NDSU Institute, USMC Work Together to Prepare Next Generation of Cyber Warriors

NDSU students learn to be ethical hackers

Maj. Terry Traylor and Dr. Jeremy Straub

​The North Dakota State University Institute for Cyber Security Education and Research, the NDSU Department of Computer Science and the United States Marine Corps will be working together this fall to prepare NDSU students to secure America. These students won’t be going to boot camp – instead they’ll be learning to secure cyberspace as part of a collaborative effort to prepare the students to become Certified Ethical Hackers.

The Certified Ethical Hacker credential, issued by the Tampa, Florida-based EC Council, indicates that recipients have both the skills to conduct cyberwarfare and knowledge of how to use them legally and ethically. The NDSU Institute for Cyber Security Education and Research and the NDSU Department of Computer Science is offering a course running from January to May 2018 that prepares students to serve in numerous roles, ranging from working for startups to Fortune 100 companies to the U.S. military to intelligence agencies. USMC Maj. Terry Traylor and NDSU Asst. Prof. Jeremy Straub are working together to produce the course. Traylor is an information warfare-qualified officer with cyber/electronic warfare/information operations experience and Straub is the associate director of the NDSU Institute for Cyber Security Education and Research.

This course is a first-of-its-kind course that blends open-source information-warfare lessons learned and classroom instruction to produce penetration testers, analysts and operators.

Terry Traylor, Major, U.S. Marine Corps

Terry brings a reality to the course that is exciting to our students,” commented Straub. “He’s been there and done that. This isn’t a high-level theoretical course, though vulnerability science theory will be covered.  Students are learning real-world, practical and directly applicable skills that have immediate career potential.”

As part of the course, the students will participate in labs where they learn how to attack simulated systems. By learning how an attacker thinks, students learn how to test systems for vulnerabilities and defend them. They also learn the skills needed to serve in cyberwarfare roles for U.S. military and intelligence agencies.

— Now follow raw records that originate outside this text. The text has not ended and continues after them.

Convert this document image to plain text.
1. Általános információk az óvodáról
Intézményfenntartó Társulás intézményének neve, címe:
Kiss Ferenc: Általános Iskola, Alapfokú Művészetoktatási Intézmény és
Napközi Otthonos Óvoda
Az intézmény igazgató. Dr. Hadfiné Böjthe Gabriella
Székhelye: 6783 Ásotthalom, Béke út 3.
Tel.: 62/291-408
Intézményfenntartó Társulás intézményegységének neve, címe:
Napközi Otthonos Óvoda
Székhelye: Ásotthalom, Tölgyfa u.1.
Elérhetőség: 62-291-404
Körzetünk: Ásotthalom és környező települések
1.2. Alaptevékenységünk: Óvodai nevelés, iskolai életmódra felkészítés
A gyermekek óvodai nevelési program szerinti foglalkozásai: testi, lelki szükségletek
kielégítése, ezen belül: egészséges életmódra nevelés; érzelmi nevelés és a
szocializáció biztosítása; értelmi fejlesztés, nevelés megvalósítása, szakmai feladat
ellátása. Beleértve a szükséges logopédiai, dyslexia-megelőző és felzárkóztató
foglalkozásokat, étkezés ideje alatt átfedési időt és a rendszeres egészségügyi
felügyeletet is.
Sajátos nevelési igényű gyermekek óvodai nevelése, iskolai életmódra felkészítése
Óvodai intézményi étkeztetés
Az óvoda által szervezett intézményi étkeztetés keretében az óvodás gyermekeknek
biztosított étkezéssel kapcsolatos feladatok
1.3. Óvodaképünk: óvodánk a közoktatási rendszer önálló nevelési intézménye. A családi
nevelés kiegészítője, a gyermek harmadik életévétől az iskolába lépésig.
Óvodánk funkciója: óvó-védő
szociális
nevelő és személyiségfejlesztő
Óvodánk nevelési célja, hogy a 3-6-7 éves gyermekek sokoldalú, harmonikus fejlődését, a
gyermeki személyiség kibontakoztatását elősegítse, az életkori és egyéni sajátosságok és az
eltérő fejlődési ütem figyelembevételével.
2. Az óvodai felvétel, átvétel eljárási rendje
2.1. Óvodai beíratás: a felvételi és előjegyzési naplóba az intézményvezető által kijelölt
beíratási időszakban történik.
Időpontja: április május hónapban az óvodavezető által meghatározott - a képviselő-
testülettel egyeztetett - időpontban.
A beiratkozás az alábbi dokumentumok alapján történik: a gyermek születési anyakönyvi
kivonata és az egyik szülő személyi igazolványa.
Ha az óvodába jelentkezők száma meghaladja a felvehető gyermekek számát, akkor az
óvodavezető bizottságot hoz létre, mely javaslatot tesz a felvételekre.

“This course is a first-of-its-kind course that blends open-source information-warfare lessons learned and classroom instruction to produce penetration testers, analysts and operators,” said Traylor. “Students enrolled in this course will learn how the bad guys target friendly IT systems and organizations in order to enhance friendly IT security postures. The students who graduate from this class will master the skills required to test, deploy and defend systems with an offensive security mindset.”

The course is part of a broader effort at NDSU to prepare the state and region to combat ever-growing cyberthreats. As part of these efforts, NDSU has offered public outreach presentations at libraries and on campus and sponsors several cybersecurity teams.

The NDSU Institute for Cyber Security Education and Research is leading North Dakota’s academic pursuits in the dynamic field of cybersecurity. Headquartered in NDSU’s Department of Computer Science, the institute has 11 faculty members from computer science, emergency management and electrical and computer engineering, as well as the Upper Great Plains Transportation Institute. It aims to meet the public need for leading-edge cybersecurity software development and information technology practices. It serves the information technology and computing professionals, practitioners and endpoint users who operate the public and private enterprises of the state.